Machine Learning for business is much more than number crunching
“We have build a marvelous model using Deep Learning!”.
Sure, but what does it means when heading for production? Does the data is as clean at it should? Is it available? At what cost? What are legal and privacy implications? How will customers react? Will decisions makers understand its implications? Id the model stable over time? Robust to outliers? …
How fun it is to regale others with tales of how you found your model somewhat predictive. But what really matters at the end of the day?
But now it’s the job of some developer to take your prototype model, which pulls from innumerable sources, and turn it into a production system.
All of a sudden there’s a “pipeline jungle,” a jumbled up stream of data sources and glue code for feature engineering and combination, to create something programmatically and reliably in production that you only had to create once manually .
It’s easy, in the research and design phase of a machine learning project, to over-engineer the product. Too many data sources, too many exotic and brittle features, and as a corollary, too complex a model. One trap is leaving in low powered features in your prototype model, because well, they help a little, and they’re not hurting anyone, does it?
What’s the value of those features versus the cost of leaving them in? That’s extra code to maintain, maybe an extra source to pull from. And as the Google paper notes, the world changes, data changes, and every model feature is a potential risk for breaking everything.
Deep Learning models that’s fed scraped data from the internet’s butthole are great at research papers published on sites like Arxiv.org. But it’s important to exercise a little self-control. As the authors of the technical paper put it, “Research solutions that provide a tiny accuracy benefit at the cost of massive increases in system complexity are rarely wise practice.” Amen!
Who’s going to own this model and care for it and love it and feed it and put a band-aid on its cuts when its decision thresholds start to drift? Since it’s going to cost money in terms of manpower and tied up resources to maintain this model, what is the worth of this model to the business? Deep Learning is great, but also very prune to complexities if you don’t have the right data, right parameters, and most importantly, the right team. Sometimes a simple model, like logistic regression can do the job with a few interactions.

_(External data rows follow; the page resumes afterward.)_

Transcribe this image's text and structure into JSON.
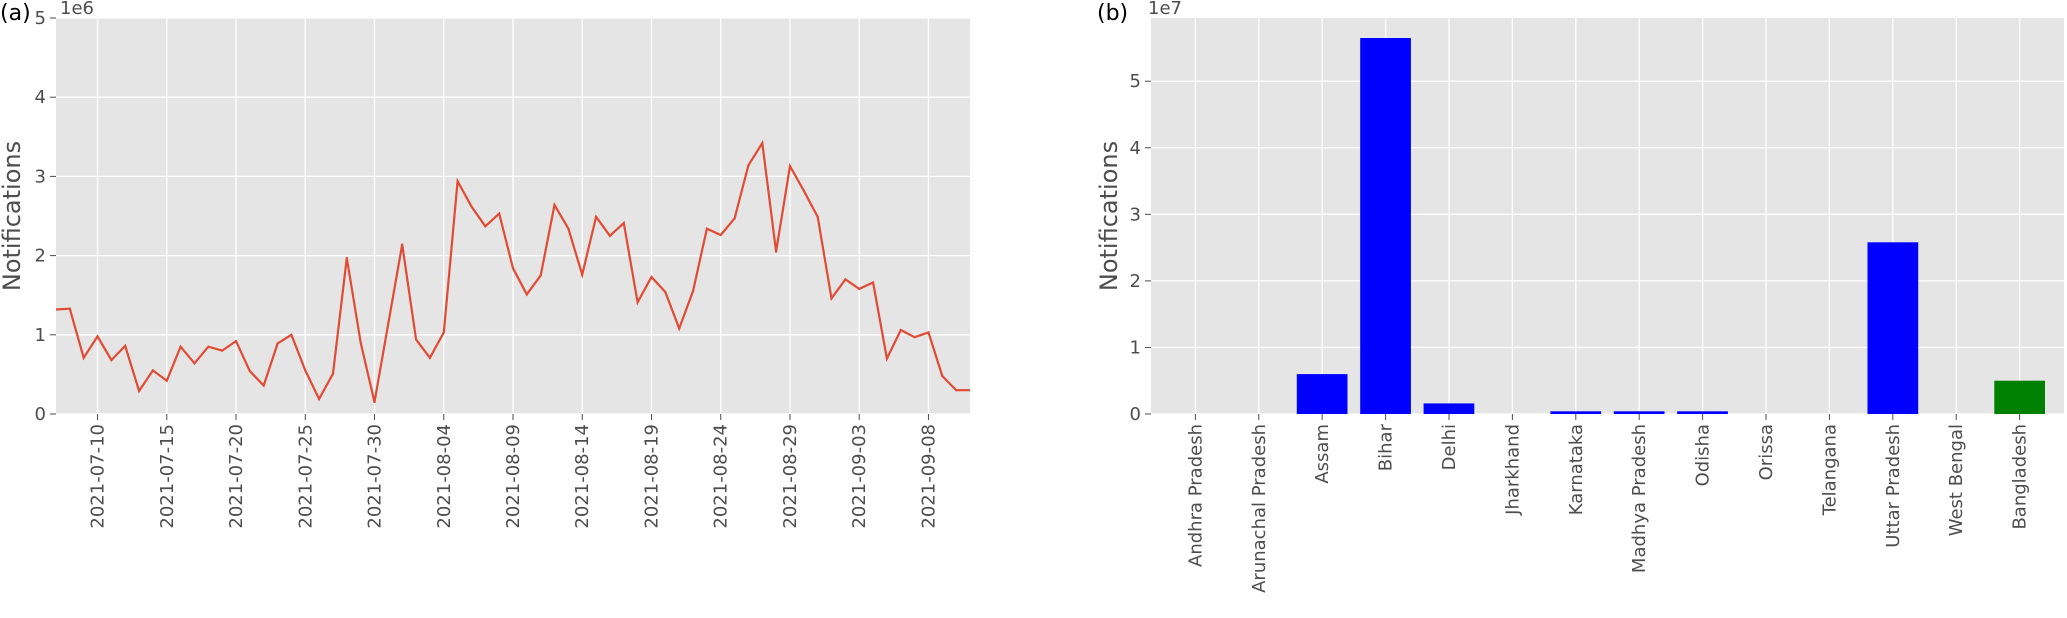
{
  "figure": {
    "panels": [
      "(a)",
      "(b)"
    ]
  },
  "chart_data": [
    {
      "type": "line",
      "ylabel": "Notifications",
      "xlabel": "",
      "y_offset_label": "1e6",
      "ylim": [
        0,
        5
      ],
      "y_ticks": [
        0,
        1,
        2,
        3,
        4,
        5
      ],
      "xlim": [
        "2021-07-07",
        "2021-09-11"
      ],
      "x_tick_labels": [
        "2021-07-10",
        "2021-07-15",
        "2021-07-20",
        "2021-07-25",
        "2021-07-30",
        "2021-08-04",
        "2021-08-09",
        "2021-08-14",
        "2021-08-19",
        "2021-08-24",
        "2021-08-29",
        "2021-09-03",
        "2021-09-08"
      ],
      "grid": true,
      "line_color": "#e24a33",
      "series": [
        {
          "x": [
            "2021-07-07",
            "2021-07-08",
            "2021-07-09",
            "2021-07-10",
            "2021-07-11",
            "2021-07-12",
            "2021-07-13",
            "2021-07-14",
            "2021-07-15",
            "2021-07-16",
            "2021-07-17",
            "2021-07-18",
            "2021-07-19",
            "2021-07-20",
            "2021-07-21",
            "2021-07-22",
            "2021-07-23",
            "2021-07-24",
            "2021-07-25",
            "2021-07-26",
            "2021-07-27",
            "2021-07-28",
            "2021-07-29",
            "2021-07-30",
            "2021-07-31",
            "2021-08-01",
            "2021-08-02",
            "2021-08-03",
            "2021-08-04",
            "2021-08-05",
            "2021-08-06",
            "2021-08-07",
            "2021-08-08",
            "2021-08-09",
            "2021-08-10",
            "2021-08-11",
            "2021-08-12",
            "2021-08-13",
            "2021-08-14",
            "2021-08-15",
            "2021-08-16",
            "2021-08-17",
            "2021-08-18",
            "2021-08-19",
            "2021-08-20",
            "2021-08-21",
            "2021-08-22",
            "2021-08-23",
            "2021-08-24",
            "2021-08-25",
            "2021-08-26",
            "2021-08-27",
            "2021-08-28",
            "2021-08-29",
            "2021-08-30",
            "2021-08-31",
            "2021-09-01",
            "2021-09-02",
            "2021-09-03",
            "2021-09-04",
            "2021-09-05",
            "2021-09-06",
            "2021-09-07",
            "2021-09-08",
            "2021-09-09",
            "2021-09-10",
            "2021-09-11"
          ],
          "values": [
            1.32,
            1.33,
            0.71,
            0.98,
            0.68,
            0.86,
            0.29,
            0.55,
            0.42,
            0.85,
            0.64,
            0.85,
            0.8,
            0.92,
            0.54,
            0.36,
            0.89,
            1.0,
            0.55,
            0.19,
            0.51,
            1.97,
            0.9,
            0.15,
            1.15,
            2.14,
            0.94,
            0.71,
            1.03,
            2.94,
            2.62,
            2.37,
            2.53,
            1.84,
            1.51,
            1.75,
            2.64,
            2.34,
            1.76,
            2.49,
            2.25,
            2.41,
            1.41,
            1.73,
            1.54,
            1.08,
            1.55,
            2.34,
            2.26,
            2.47,
            3.14,
            3.42,
            2.05,
            3.13,
            2.82,
            2.49,
            1.46,
            1.7,
            1.58,
            1.66,
            0.7,
            1.06,
            0.97,
            1.03,
            0.48,
            0.3,
            0.3
          ]
        }
      ]
    },
    {
      "type": "bar",
      "ylabel": "Notifications",
      "xlabel": "",
      "y_offset_label": "1e7",
      "ylim": [
        0,
        5.95
      ],
      "y_ticks": [
        0,
        1,
        2,
        3,
        4,
        5
      ],
      "grid": true,
      "categories": [
        "Andhra Pradesh",
        "Arunachal Pradesh",
        "Assam",
        "Bihar",
        "Delhi",
        "Jharkhand",
        "Karnataka",
        "Madhya Pradesh",
        "Odisha",
        "Orissa",
        "Telangana",
        "Uttar Pradesh",
        "West Bengal",
        "Bangladesh"
      ],
      "values": [
        0,
        0,
        0.6,
        5.65,
        0.16,
        0,
        0.04,
        0.04,
        0.04,
        0,
        0,
        2.58,
        0,
        0.5
      ],
      "colors": [
        "#0000ff",
        "#0000ff",
        "#0000ff",
        "#0000ff",
        "#0000ff",
        "#0000ff",
        "#0000ff",
        "#0000ff",
        "#0000ff",
        "#0000ff",
        "#0000ff",
        "#0000ff",
        "#0000ff",
        "#008000"
      ]
    }
  ],
  "colors": {
    "plot_background": "#e5e5e5",
    "grid": "#ffffff",
    "tick_text": "#4d4d4d"
  }
}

Humans are Feedback Loop Machines
Any attempt to train on present day data, data which has now been polluted by the business’s model-driven actions is fraught with peril. It’s a feedback loop. Of course, such feedback loops can be mitigated in many ways. Holdout sets for example. But we can only mitigate a feedback loop if we know about its existence, and we as humans are awesome at generating feedback loops and terrible at recognizing them.
Models are put in the hands of others to act on. And when the police predict that a community is full of criminals and then they start harassing that community, what do you think is going to happen? The future training data gets affected by the police’s “special attention.” Predictive modeling feeds back into systematic discrimination.
This is one of the risks of massification of data science techniques. As we put predictive models more and more in the hands of the layperson, have we considered that we might cut anyone out of the loop who even understands or cares about their misuse?
Integrate and correct
When data scientists treat production implementation as a black box they shove their prototypes through and when engineers treat ML packages as black boxes they shove data pipelines through, problems abound.
Mathematical modelers need to stay close to engineers when building production data systems. Both need to keep each other in mind and keep the business in mind. The goal is not to use deep learning. The goal is not to program in Go. The goal is to create a system for the business that lives on. And in that context, accuracy, maintainability, sturdiness…they all hold equal weight.
So as a data scientist keep your team close and your colleagues from other teams (engineers, MBAs, legal, ….) also closer with the goal of getting work done together. It’s the only way your models will survive past prototype.
At the end of the day, its all about humans not machines or data.